Balkinization  

Friday, June 29, 2007

Worthy Successors?

Mark Tushnet

Let's assume that this week's decisions tell us something about what a conservative Supreme Court does. Borrowing from my mentor Mike Seidman, I ask what are the characteristic modes of decision-making of the conservative Court? A series of "nots": Not committed to a principle of judicial restraint; not originalist in any serious sense; not committed to following precedents even when they are uncomfortable; not incrementalist.

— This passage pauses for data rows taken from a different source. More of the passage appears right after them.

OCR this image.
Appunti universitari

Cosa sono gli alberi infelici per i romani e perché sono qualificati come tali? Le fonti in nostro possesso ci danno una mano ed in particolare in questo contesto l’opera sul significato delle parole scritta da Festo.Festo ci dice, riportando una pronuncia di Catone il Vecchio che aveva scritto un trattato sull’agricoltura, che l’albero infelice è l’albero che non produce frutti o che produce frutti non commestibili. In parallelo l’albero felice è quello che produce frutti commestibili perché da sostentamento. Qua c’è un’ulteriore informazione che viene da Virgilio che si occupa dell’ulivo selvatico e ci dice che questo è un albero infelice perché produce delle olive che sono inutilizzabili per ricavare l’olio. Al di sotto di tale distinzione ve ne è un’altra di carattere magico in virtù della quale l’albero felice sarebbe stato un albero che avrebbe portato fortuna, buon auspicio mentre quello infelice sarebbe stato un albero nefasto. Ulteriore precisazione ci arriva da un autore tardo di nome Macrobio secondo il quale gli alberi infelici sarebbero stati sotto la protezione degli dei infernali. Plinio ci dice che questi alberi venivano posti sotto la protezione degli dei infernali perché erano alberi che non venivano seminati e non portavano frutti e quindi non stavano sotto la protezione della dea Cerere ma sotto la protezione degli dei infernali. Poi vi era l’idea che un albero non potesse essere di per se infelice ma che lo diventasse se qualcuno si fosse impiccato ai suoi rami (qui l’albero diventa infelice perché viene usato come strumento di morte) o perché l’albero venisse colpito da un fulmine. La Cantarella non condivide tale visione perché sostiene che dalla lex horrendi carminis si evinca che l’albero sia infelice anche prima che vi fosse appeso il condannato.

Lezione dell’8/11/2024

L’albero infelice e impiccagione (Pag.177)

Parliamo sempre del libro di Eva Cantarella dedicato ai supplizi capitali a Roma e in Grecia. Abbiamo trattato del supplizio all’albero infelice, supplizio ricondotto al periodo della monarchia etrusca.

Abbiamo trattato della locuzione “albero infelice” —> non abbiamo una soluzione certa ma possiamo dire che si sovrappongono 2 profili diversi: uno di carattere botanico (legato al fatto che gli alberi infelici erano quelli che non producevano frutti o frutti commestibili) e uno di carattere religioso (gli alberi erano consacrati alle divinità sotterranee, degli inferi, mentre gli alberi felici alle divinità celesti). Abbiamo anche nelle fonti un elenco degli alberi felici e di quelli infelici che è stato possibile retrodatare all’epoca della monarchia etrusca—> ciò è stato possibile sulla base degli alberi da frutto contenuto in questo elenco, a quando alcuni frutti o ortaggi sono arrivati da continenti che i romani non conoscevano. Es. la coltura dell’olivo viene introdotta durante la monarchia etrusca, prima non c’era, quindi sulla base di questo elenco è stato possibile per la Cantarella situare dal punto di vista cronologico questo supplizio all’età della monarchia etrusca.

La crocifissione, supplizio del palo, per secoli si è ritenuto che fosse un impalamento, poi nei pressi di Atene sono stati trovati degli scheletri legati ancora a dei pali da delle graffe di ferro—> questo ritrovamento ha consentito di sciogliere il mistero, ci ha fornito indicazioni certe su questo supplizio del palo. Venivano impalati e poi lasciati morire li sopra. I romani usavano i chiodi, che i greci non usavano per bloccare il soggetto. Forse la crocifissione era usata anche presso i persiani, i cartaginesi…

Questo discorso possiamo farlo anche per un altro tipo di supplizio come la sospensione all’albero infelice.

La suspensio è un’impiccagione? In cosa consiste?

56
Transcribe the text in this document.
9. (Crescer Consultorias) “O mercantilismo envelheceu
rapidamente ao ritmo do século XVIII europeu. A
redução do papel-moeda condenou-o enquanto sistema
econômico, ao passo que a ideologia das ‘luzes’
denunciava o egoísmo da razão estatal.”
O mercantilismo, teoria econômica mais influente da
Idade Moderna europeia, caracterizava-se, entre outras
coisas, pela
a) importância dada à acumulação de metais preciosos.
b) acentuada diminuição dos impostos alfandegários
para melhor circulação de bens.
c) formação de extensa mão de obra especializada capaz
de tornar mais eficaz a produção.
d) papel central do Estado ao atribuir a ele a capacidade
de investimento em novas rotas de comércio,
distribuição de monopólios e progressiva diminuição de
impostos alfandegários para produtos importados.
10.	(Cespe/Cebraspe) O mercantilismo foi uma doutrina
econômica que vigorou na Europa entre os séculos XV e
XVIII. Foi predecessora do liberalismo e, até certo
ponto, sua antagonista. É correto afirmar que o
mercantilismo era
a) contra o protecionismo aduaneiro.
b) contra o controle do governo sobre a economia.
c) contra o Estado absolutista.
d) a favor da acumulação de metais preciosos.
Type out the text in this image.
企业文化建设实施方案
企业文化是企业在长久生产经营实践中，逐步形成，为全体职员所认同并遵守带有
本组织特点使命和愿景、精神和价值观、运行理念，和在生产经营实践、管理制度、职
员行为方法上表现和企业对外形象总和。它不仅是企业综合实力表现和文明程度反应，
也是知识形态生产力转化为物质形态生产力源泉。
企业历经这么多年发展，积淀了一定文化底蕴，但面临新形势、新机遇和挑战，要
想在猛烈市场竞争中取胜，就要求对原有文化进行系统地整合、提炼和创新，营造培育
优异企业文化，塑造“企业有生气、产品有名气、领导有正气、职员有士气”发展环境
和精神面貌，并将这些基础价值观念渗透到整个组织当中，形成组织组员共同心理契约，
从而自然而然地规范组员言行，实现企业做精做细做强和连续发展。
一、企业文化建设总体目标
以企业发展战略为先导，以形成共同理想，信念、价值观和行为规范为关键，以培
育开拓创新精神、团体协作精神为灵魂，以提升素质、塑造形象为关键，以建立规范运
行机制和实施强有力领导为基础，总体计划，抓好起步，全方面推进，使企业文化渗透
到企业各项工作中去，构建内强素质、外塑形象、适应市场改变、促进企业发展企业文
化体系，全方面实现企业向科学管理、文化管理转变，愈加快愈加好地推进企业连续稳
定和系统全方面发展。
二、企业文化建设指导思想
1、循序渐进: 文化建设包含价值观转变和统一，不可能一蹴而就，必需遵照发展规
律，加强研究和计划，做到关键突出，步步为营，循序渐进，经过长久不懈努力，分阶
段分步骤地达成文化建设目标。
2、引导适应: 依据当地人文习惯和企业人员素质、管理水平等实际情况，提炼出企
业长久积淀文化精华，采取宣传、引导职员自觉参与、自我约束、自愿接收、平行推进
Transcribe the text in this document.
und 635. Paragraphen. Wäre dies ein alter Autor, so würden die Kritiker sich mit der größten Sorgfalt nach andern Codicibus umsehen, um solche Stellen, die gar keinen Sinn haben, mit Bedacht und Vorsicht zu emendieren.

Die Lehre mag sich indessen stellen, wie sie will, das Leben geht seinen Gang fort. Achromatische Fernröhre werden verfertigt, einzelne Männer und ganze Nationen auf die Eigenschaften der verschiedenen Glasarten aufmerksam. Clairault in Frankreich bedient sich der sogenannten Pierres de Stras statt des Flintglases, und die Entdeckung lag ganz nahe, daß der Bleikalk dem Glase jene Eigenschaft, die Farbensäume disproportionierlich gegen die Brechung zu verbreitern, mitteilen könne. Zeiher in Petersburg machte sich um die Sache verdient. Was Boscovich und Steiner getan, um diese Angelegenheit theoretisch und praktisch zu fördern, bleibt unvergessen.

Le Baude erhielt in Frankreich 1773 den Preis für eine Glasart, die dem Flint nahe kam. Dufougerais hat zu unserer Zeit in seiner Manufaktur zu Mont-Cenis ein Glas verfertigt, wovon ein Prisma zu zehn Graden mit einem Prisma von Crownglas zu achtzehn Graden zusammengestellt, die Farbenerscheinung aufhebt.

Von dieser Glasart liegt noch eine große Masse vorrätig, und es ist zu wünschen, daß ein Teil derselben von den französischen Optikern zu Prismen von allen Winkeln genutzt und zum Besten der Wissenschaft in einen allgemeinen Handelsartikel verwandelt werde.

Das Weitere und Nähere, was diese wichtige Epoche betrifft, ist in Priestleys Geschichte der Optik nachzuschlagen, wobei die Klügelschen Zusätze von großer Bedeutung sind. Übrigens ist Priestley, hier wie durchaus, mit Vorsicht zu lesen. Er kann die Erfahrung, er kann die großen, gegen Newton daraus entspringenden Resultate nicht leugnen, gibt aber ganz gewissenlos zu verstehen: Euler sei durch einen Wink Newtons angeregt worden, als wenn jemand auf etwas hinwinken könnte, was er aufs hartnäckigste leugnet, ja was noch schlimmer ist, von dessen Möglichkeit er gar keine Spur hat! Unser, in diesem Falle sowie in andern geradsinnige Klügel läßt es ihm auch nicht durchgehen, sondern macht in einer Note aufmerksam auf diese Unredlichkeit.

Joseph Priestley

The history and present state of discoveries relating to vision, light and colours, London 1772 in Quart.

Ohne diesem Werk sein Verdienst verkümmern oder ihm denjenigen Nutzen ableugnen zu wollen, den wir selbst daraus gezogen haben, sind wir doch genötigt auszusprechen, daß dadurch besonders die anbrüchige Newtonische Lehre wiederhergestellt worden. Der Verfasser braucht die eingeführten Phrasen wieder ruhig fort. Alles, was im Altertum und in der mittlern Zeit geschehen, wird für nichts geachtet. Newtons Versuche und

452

In a full exposition, I'd insert some qualifications and explanations: The integration cases are "originalist" if one pursues original understandings on a high enough level of generality; there's a long-ish explanation of why the distinction proferred in Hein to "save" Flast won't work in light of decisioins purporting to authorize as-applied Establishment Clause challenges to statutes that are facially constitutional; and so on. But, when you put everything together, who are the true predecessors -- in terms of method -- of Chief Justice Roberts and Justice Alito?

I'd say the best candidates are Earl Warren and William Brennan.

Comments:

I ask what are the characteristic modes of decision-making of the conservative Court? A series of "nots": Not committed to a principle of judicial restraint; not originalist in any serious sense; not committed to following precedents even when they are uncomfortable; not incrementalist.

A good samaritan who tacked a purse snatcher, took the purse and returned it to the owner is not robbing the purse snatcher, but rather is returning the purse to its rightful owner.

Originalism is being true to the Constitution as it is written and intended, not to prior Courts. Reversing prior court decisions which exceeded the Constitution and replacing them with decisions which are truer to the Constitution is not activist in the least, it is correcting part activism.